La federación vecinal exige respetar el proyecto original y evitar edificaciones en la zona verde.

Vista aérea del cauce del río Turia a su paso por Valencia con zonas verdes.
IA

Vista aérea del cauce del río Turia a su paso por Valencia con zonas verdes.

La Federación de Asociaciones Vecinales de Valencia ha mostrado su rechazo a las modificaciones proyectadas por la Autoridad Portuaria en el Parque de Desembocadura, exigiendo el respeto al diseño original.

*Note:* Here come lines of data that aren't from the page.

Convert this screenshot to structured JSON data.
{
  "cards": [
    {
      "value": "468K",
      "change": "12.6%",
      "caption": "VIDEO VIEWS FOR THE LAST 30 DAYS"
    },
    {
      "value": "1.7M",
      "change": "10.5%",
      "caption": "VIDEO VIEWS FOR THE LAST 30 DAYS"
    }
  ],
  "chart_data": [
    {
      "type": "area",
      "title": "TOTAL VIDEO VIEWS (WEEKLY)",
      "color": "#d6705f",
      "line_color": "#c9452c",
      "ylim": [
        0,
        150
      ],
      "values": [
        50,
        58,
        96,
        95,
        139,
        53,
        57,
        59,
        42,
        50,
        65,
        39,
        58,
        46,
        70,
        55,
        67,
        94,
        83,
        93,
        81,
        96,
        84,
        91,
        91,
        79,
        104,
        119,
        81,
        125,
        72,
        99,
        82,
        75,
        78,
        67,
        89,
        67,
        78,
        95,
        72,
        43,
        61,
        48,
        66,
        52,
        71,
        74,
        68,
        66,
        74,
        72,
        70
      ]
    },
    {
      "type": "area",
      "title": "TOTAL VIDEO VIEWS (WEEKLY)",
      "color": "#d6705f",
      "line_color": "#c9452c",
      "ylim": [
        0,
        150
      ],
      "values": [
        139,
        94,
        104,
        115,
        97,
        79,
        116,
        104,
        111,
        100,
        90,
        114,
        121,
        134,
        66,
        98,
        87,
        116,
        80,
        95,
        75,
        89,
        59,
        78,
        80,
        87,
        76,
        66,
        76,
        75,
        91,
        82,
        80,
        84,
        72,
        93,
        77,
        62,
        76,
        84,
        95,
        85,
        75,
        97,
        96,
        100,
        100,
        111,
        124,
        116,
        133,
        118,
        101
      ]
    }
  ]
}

El movimiento vecinal, encabezado por la FAAVV y la Asociación Vecinal de Natzaret, ha denunciado la decisión de destinar la parcela de mayor valor ecológico del futuro parque a la construcción de bloques de uso terciario. Según las entidades, esta ocupación degrada el espacio verde y bloquea el acceso desde la calle Fontilles, que debería servir como nexo natural entre el barrio y la nueva zona ajardinada.
La federación argumenta que, ante la ampliación norte del Puerto de Valencia, la entidad portuaria dispone de terrenos suficientes para reubicar estas edificaciones sin necesidad de recortar la superficie del parque. Además, recuerdan que la demolición de la antigua fábrica en 2014 fue un hito histórico tras décadas de reivindicaciones vecinales.
Por otro lado, las entidades han alertado sobre una reducción unilateral de la superficie en el ámbito A-II, situado entre el Puente de Astilleros y la rotonda de salida del río. Esta medida, según los vecinos, incumple el convenio de cesión de suelos firmado con el Ayuntamiento de Valencia.
Finalmente, el colectivo ha puesto el foco en la necesidad de trasladar los accesos a la terminal de Balearia. La ausencia de este movimiento compromete la conexión abierta entre el cauce del río Turia y el mar, un objetivo histórico que ahora se ve amenazado por la falta de ejecución de los acuerdos logísticos.